Tests to inform COVID-19 diagnosis
Topic Status Complete
This is a report on the effectiveness of tests that detect SARS-CoV-2 virus or antibodies to SARS-CoV-2, to inform COVID-19 diagnosis.
This report has been produced to assist the Welsh Government, and Health and Social Care in Wales, in their response to the coronavirus disease 2019 (COVID-19) pandemic. It provides a rapid review of published evidence on the effectiveness of virus and antibody tests to inform COVID-19 diagnosis. It is based on the most recent available evidence at the time of publication but will be updated frequently.
Plain language summary
Heath Technology Wales (HTW) looked for evidence to assess the accuracy, efficiency and cost effectiveness of testing for the presence of coronavirus 2 (SARS-CoV-2) for COVID-19 diagnosis. Tests for COVID-19 fall into two basic categories; those that test for the presence of the virus itself (‘virus’ tests) and those that test for the presence of antibodies produced in response to the virus (‘antibody’ tests). There are lots of different types of tests from both categories, most of which are done in a laboratory, but some can be done nearer the patient (these are known as ‘point of care’ tests), such as at hospital or GP clinics. In the studies identified, most of the tests were performed in laboratories on hospitalised patients who were either known to have COVID-19 or presumed to have it.

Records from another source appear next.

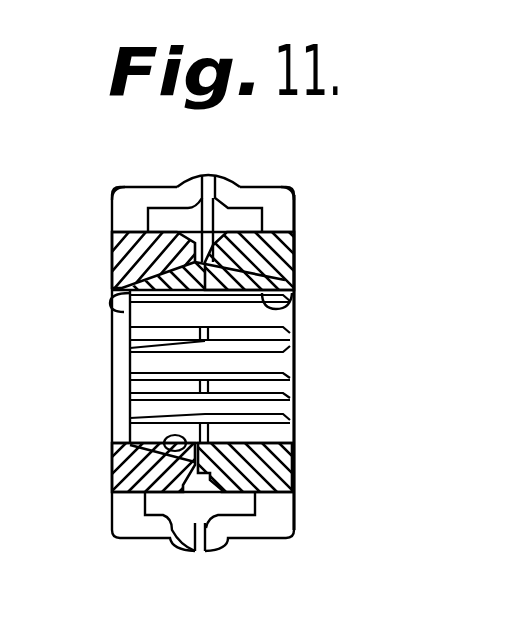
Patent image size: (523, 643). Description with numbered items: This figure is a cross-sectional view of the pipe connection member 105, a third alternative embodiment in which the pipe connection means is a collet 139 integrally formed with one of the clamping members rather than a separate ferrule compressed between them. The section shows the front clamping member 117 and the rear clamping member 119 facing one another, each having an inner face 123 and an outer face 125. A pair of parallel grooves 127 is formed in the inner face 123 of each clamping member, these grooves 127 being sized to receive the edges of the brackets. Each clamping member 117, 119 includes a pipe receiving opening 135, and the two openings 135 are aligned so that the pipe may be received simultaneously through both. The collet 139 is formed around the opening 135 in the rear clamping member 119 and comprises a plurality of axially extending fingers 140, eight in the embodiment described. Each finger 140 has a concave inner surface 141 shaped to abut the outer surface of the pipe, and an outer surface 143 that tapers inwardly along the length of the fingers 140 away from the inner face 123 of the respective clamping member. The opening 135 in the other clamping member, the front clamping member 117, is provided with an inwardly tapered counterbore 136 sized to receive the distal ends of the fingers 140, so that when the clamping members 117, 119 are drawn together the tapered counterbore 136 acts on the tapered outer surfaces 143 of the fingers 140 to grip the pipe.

The pipe connection member 105 is at (323, 149).
The front clamping member 117 is at (148, 187).
The rear clamping member 119 is at (265, 186).
The inner face 123 is at (207, 198).
The outer face 125 is at (113, 210).
The grooves 127 is at (214, 202).
The pipe receiving opening 135 is at (110, 308).
The inwardly tapered counterbore 136 is at (130, 330).
The collet 139 is at (145, 364).
The fingers 140 is at (265, 360).
The concave inner surface 141 is at (217, 371).
The outer surface 143 is at (180, 275).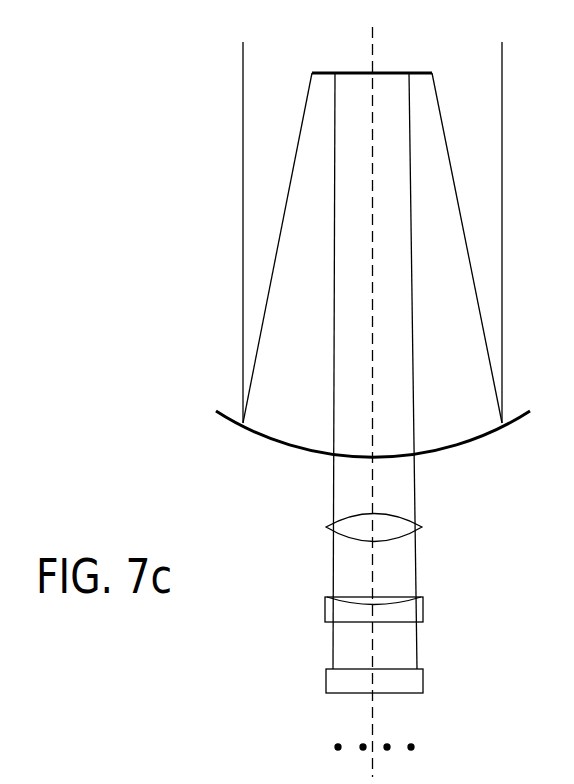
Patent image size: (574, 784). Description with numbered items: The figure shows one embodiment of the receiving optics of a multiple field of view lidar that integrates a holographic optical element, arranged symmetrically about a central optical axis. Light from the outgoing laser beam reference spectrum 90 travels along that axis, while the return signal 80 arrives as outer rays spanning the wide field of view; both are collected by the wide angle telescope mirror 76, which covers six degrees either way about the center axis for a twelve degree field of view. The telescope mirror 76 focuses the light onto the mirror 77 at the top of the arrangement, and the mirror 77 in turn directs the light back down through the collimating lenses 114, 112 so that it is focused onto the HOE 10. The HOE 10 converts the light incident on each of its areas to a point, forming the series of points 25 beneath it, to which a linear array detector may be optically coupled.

The outgoing laser beam reference spectrum 90 is at (372, 43).
The mirror 77 is at (416, 73).
The return signal 80 is at (243, 133).
The wide angle telescope mirror 76 is at (468, 443).
The lens 114 is at (422, 527).
The lens 112 is at (423, 608).
The HOE 10 is at (423, 681).
The series of points 25 is at (413, 745).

For both virus tests and antibody tests it is difficult to be sure of the accuracy of testing, as there is not yet a recognised way to conclusively prove a test result is correct, i.e. does a positive result really mean the virus/antibody is actually present and does a negative result really mean the virus/antibody is not present?

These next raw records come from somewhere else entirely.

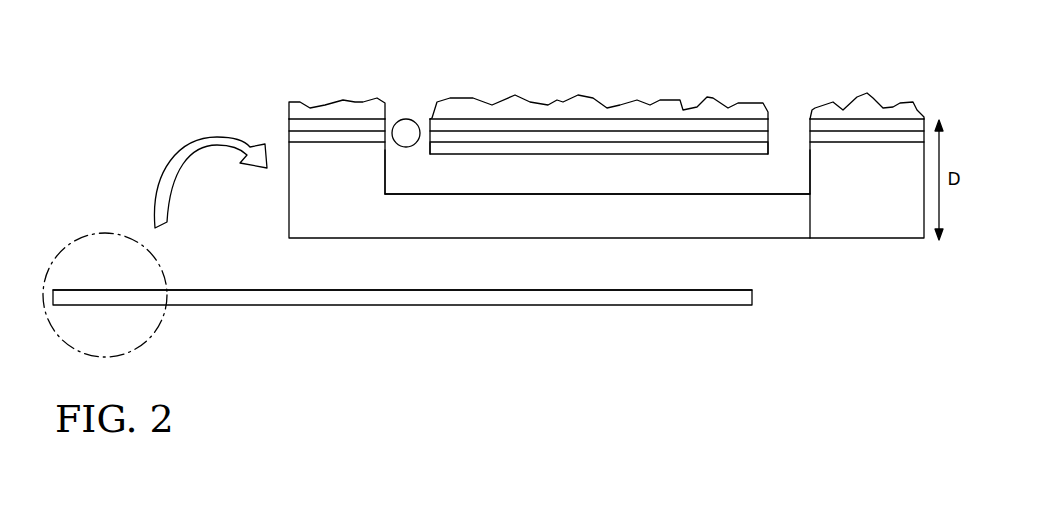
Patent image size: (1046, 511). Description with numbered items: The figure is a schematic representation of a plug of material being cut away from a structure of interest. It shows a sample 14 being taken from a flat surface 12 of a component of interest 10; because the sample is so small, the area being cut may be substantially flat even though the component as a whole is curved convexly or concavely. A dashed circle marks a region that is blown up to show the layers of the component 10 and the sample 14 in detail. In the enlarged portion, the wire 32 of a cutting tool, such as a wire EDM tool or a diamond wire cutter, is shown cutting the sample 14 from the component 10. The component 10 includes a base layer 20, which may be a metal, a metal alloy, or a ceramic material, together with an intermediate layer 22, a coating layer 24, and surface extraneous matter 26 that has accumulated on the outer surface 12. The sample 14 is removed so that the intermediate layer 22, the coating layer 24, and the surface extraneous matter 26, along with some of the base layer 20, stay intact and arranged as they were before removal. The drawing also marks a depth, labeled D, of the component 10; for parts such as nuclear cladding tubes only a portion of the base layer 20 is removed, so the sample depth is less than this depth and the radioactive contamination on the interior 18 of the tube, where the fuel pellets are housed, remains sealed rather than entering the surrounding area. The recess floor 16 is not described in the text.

The component of interest 10 is at (252, 128).
The flat surface 12 is at (683, 112).
The sample 14 is at (488, 98).
The recess floor 16 is at (440, 195).
The interior 18 is at (855, 238).
The base layer 20 is at (702, 148).
The intermediate layer 22 is at (298, 136).
The coating layer 24 is at (373, 126).
The surface extraneous matter 26 is at (322, 112).
The wire 32 is at (410, 132).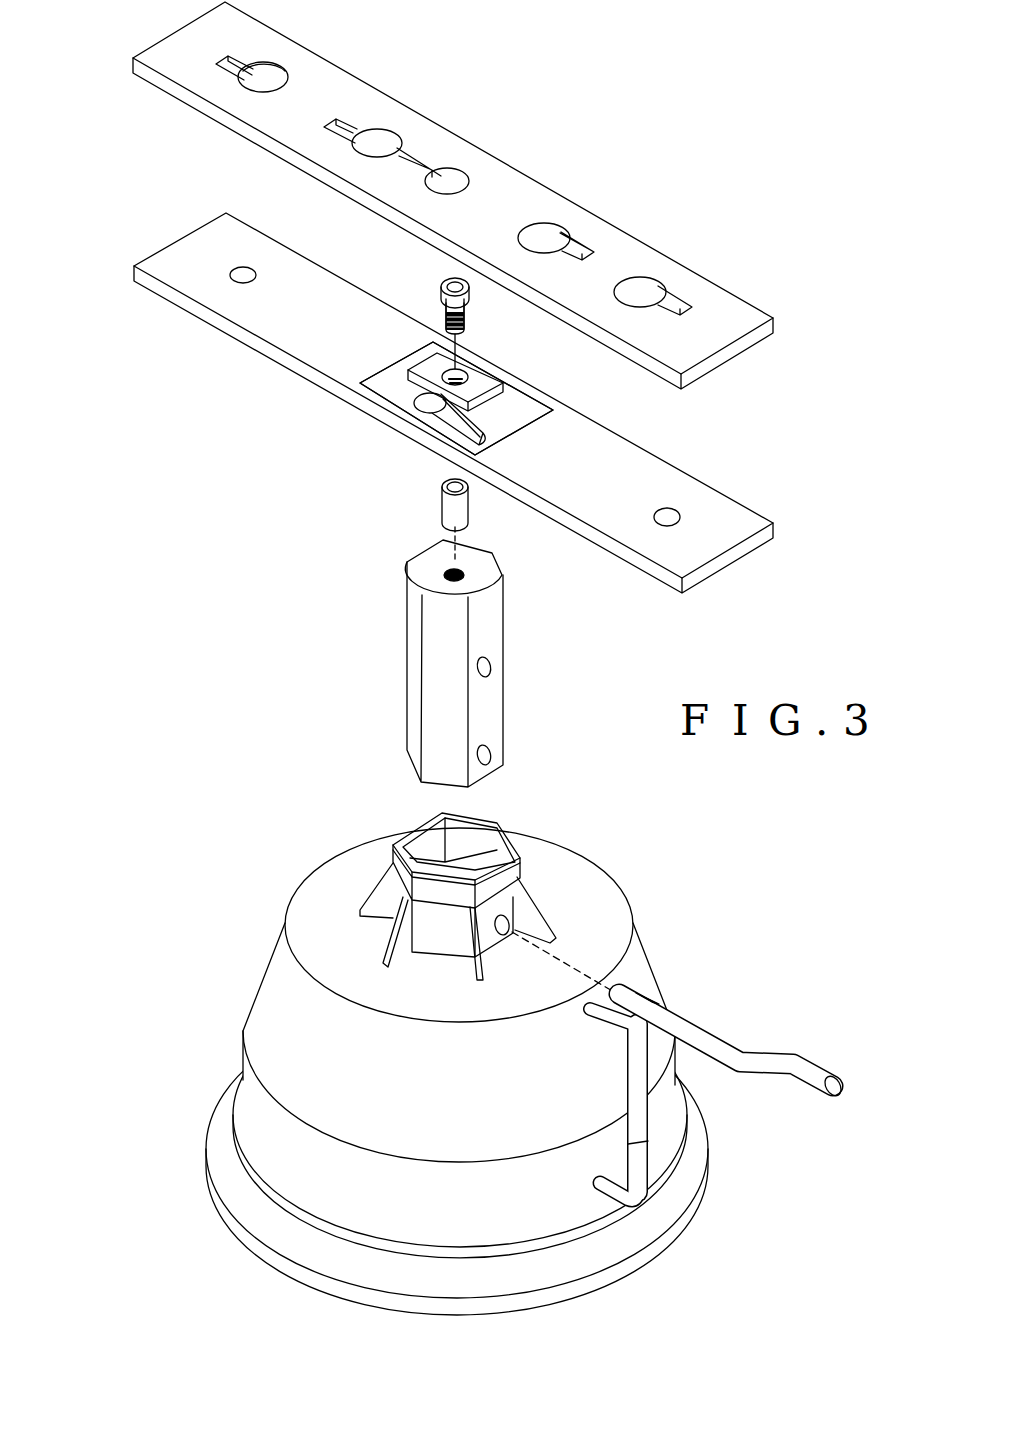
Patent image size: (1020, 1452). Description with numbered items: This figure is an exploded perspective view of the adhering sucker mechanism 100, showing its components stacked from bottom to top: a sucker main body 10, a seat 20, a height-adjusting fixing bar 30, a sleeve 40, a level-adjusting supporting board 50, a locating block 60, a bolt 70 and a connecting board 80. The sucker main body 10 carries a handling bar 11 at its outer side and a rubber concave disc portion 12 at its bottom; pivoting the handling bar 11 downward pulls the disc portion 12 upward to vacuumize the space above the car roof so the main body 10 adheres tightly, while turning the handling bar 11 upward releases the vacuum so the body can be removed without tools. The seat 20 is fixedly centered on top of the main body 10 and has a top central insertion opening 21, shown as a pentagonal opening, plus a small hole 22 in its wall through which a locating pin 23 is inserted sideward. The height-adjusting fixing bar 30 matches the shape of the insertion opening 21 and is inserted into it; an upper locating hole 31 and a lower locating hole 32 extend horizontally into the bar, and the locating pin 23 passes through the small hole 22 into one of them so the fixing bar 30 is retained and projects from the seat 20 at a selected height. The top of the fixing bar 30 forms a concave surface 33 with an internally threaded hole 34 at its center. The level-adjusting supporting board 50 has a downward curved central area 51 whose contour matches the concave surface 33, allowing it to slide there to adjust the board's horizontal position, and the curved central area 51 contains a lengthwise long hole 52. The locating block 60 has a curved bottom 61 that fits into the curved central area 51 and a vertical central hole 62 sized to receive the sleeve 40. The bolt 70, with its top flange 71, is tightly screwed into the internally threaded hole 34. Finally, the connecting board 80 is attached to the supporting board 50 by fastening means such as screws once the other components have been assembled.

The adhering sucker mechanism 100 is at (109, 184).
The sucker main body 10 is at (268, 990).
The handling bar 11 is at (637, 1060).
The rubber concave disc portion 12 is at (648, 1228).
The seat 20 is at (513, 876).
The insertion opening 21 is at (432, 840).
The small hole 22 is at (507, 926).
The locating pin 23 is at (720, 1045).
The height-adjusting fixing bar 30 is at (407, 675).
The upper locating hole 31 is at (495, 667).
The lower locating hole 32 is at (495, 752).
The concave surface 33 is at (427, 561).
The internally threaded hole 34 is at (466, 573).
The sleeve 40 is at (462, 515).
The level-adjusting supporting board 50 is at (650, 466).
The curved central area 51 is at (390, 392).
The long hole 52 is at (443, 428).
The locating block 60 is at (483, 381).
The curved bottom 61 is at (400, 382).
The vertical central hole 62 is at (473, 378).
The bolt 70 is at (447, 283).
The top flange 71 is at (470, 302).
The connecting board 80 is at (509, 176).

For virus tests, the best estimate is that, for every 100 people who are actually infected with the virus, only 89 would test positive. The remaining 11 would test negative despite actually being infected with the virus (essentially an incorrect or ‘false’ negative result). However, there are a number of different factors that appear to influence the results and accuracy of these tests, including the type of sample used, the body part sampled, and the length of time between when symptoms start and the test is given. The evidence for antibody tests can’t be summarised in the same way as virus tests because there are so many different antibody types and targets, and test accuracy varies widely.
Overall, for both virus tests and antibody tests there are important gaps in the evidence. There is limited evidence of how well testing works in the community, rather than in hospital, or in people who are infected with coronavirus but only have mild symptoms of illness. HTW will continue to review the evidence as more sources become available and will update our reports accordingly.